What I was hoping was to see that there was a definite trend in the ratios for 4V heads as the bore size got bigger, and a different trend for 2V heads as the bore size got bigger - the 2V trend would probably be in the same direction, just different slope, indicating a divergence in how the two types respond to increasing bore.
To be really useful, it needs a lot more engines in it. The best thing would be to concentrate either on completely stock engines, or engines which have been worked to take the biggest valves that will fit. The latter is probably a better indication of the limits of each type, but there will be a lot more data available for the OEM sized stuff.
Sorry Bill - it occured to me after I left work that you're not stupid enough to think I wouldn't notice it was a 7L donk.
Back on topic - I was using a 2.1" intake valve.
Bills results kinda prove something else - with more rapid lift rate the only real benefit was at higher rpm.
Which basically says that up to 6500rpm both 2V & 4V engines are injesting the max air they can anyway - so helping breathing is not making any more power coz the damn things just won't swallow more air anyway.
Which also proves that a 2V engine can have enough flow that there is no advantage to 4V untill revs get quite high - ie. outside the usual operating range of a large bore engine.
So it's basically irrelevant that the 4V flows more - no benefit can be gotten from that extra flow.
The only power increases achievable in the given rpm range (up to 6500rpm) would come from better combustion efficiency - something the 2V is definately equal to the 4V in, in some cases superior.
I've learned a bit.
Basically, if you're running a bore size up around 4" you'll see no benefit of a 4V over a 2V untill it's revving past 6500rpm.
Forced induction would be a different story - the ability to shove more air in than the engine can aspirate on it's own would see a benefit from the increased flow of the 4V.
Just re-ran my last sim again to look at VE & confirm that there can be no gains from more flow.
At peak torque it's showing 125.4% VE, ie the motor is inhaling 25.4% more air than could physically fit in the cylinder at atmospheric pressure, meaning the pressure in the cylinder with the valve still open is 1.254 bar.
Or the equivalent of a motor running at 100% VE with 3.5psi boost.
All good stuff, Tony.
Had an idea last night, but it'll be hard to implement.
I'll simulate a single cylinder, starting at (say) 100cc's and go up in 100cc increments to about 1,000cc's. That'll cover pretty much everything we'd come across. The single cylinder will eliminate a few variables with exhausts & so on.

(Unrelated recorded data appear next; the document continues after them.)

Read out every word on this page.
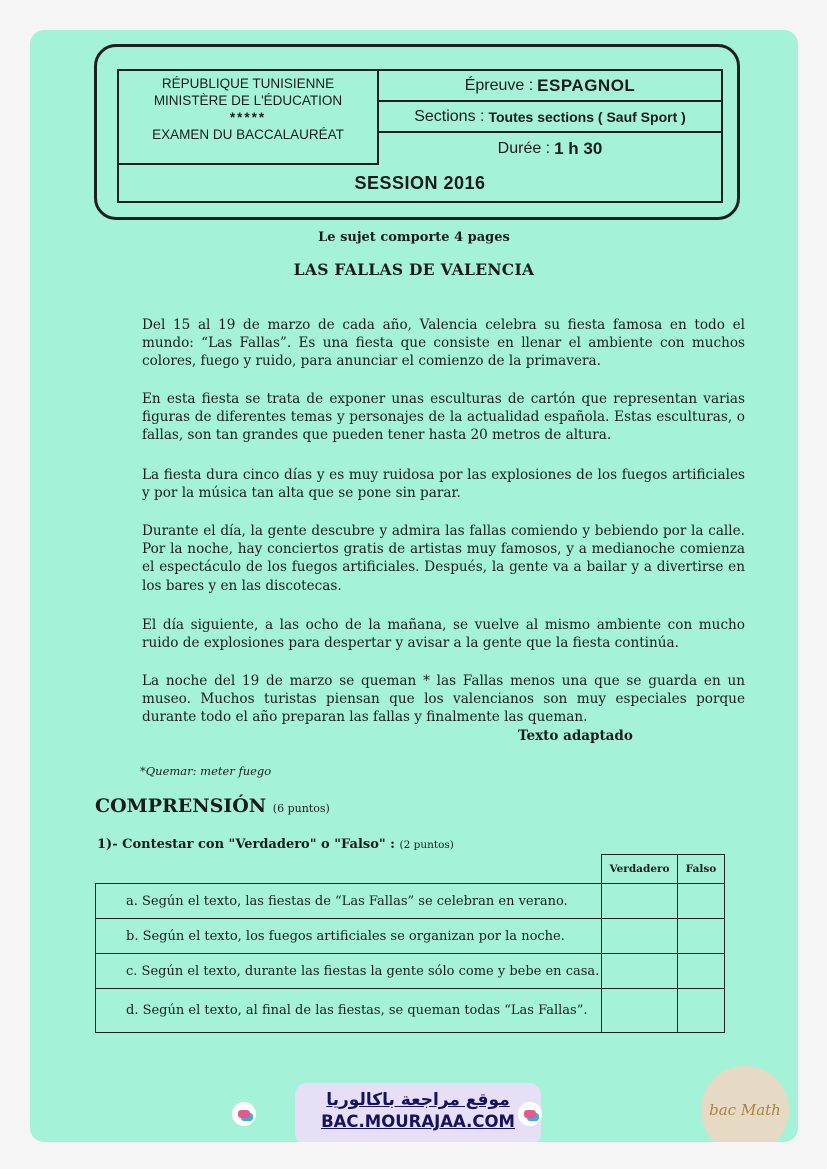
RÉPUBLIQUE TUNISIENNE
MINISTÈRE DE L'ÉDUCATION
*****
EXAMEN DU BACCALAURÉAT
Épreuve : ESPAGNOL
Sections : Toutes sections ( Sauf Sport )
Durée : 1 h 30
SESSION 2016
Le sujet comporte 4 pages
LAS FALLAS DE VALENCIA

Del 15 al 19 de marzo de cada año, Valencia celebra su fiesta famosa en todo el mundo: “Las Fallas”. Es una fiesta que consiste en llenar el ambiente con muchos colores, fuego y ruido, para anunciar el comienzo de la primavera.

En esta fiesta se trata de exponer unas esculturas de cartón que representan varias figuras de diferentes temas y personajes de la actualidad española. Estas esculturas, o fallas, son tan grandes que pueden tener hasta 20 metros de altura.

La fiesta dura cinco días y es muy ruidosa por las explosiones de los fuegos artificiales y por la música tan alta que se pone sin parar.

Durante el día, la gente descubre y admira las fallas comiendo y bebiendo por la calle. Por la noche, hay conciertos gratis de artistas muy famosos, y a medianoche comienza el espectáculo de los fuegos artificiales. Después, la gente va a bailar y a divertirse en los bares y en las discotecas.

El día siguiente, a las ocho de la mañana, se vuelve al mismo ambiente con mucho ruido de explosiones para despertar y avisar a la gente que la fiesta continúa.

La noche del 19 de marzo se queman * las Fallas menos una que se guarda en un museo. Muchos turistas piensan que los valencianos son muy especiales porque durante todo el año preparan las fallas y finalmente las queman.

Texto adaptado
*Quemar: meter fuego
COMPRENSIÓN (6 puntos)
1)- Contestar con "Verdadero" o "Falso" : (2 puntos)
	Verdadero	Falso
a. Según el texto, las fiestas de “Las Fallas” se celebran en verano.		
b. Según el texto, los fuegos artificiales se organizan por la noche.		
c. Según el texto, durante las fiestas la gente sólo come y bebe en casa.		
d. Según el texto, al final de las fiestas, se queman todas “Las Fallas”.		
موقع مراجعة باكالوريا
BAC.MOURAJAA.COM
bac Math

Do it in both 2V and 4V configurations.
Make the bore/stroke ratio fixed, something like 0.8:1 (first guess) so that with the piston speed is high but liveable. (say 4800 ft/min) This would progressively reduce the rev limit as the pots get bigger as well.
That also reduces a few variables.
Make the valves a fixed ratio of bore size, say the 4V inlets at 35% of bore size and the 2V ones say 48%. Make the exhausts say 85% of the inlets in both cases.
Make the cam(s) also fixed, say 232° @ 0.050" and the lift say 35% the diameter of the inlet valve for the 4V engine and say 45% for the 2V's. Fix the lobes centres at say 107°. We'll have to figure out something with the ramp rates that works for both.
Keep the same compression, say 11:1.
I haven't figured out what to do with the inlet & exhaust lengths and diameters, other than to change the diameters to get the same airspeed velocity for each engine to try to make it as equal as possible at max revs.
Not sure what to do with the lengths of each though ...
Do you think we'll get some useful info out of that?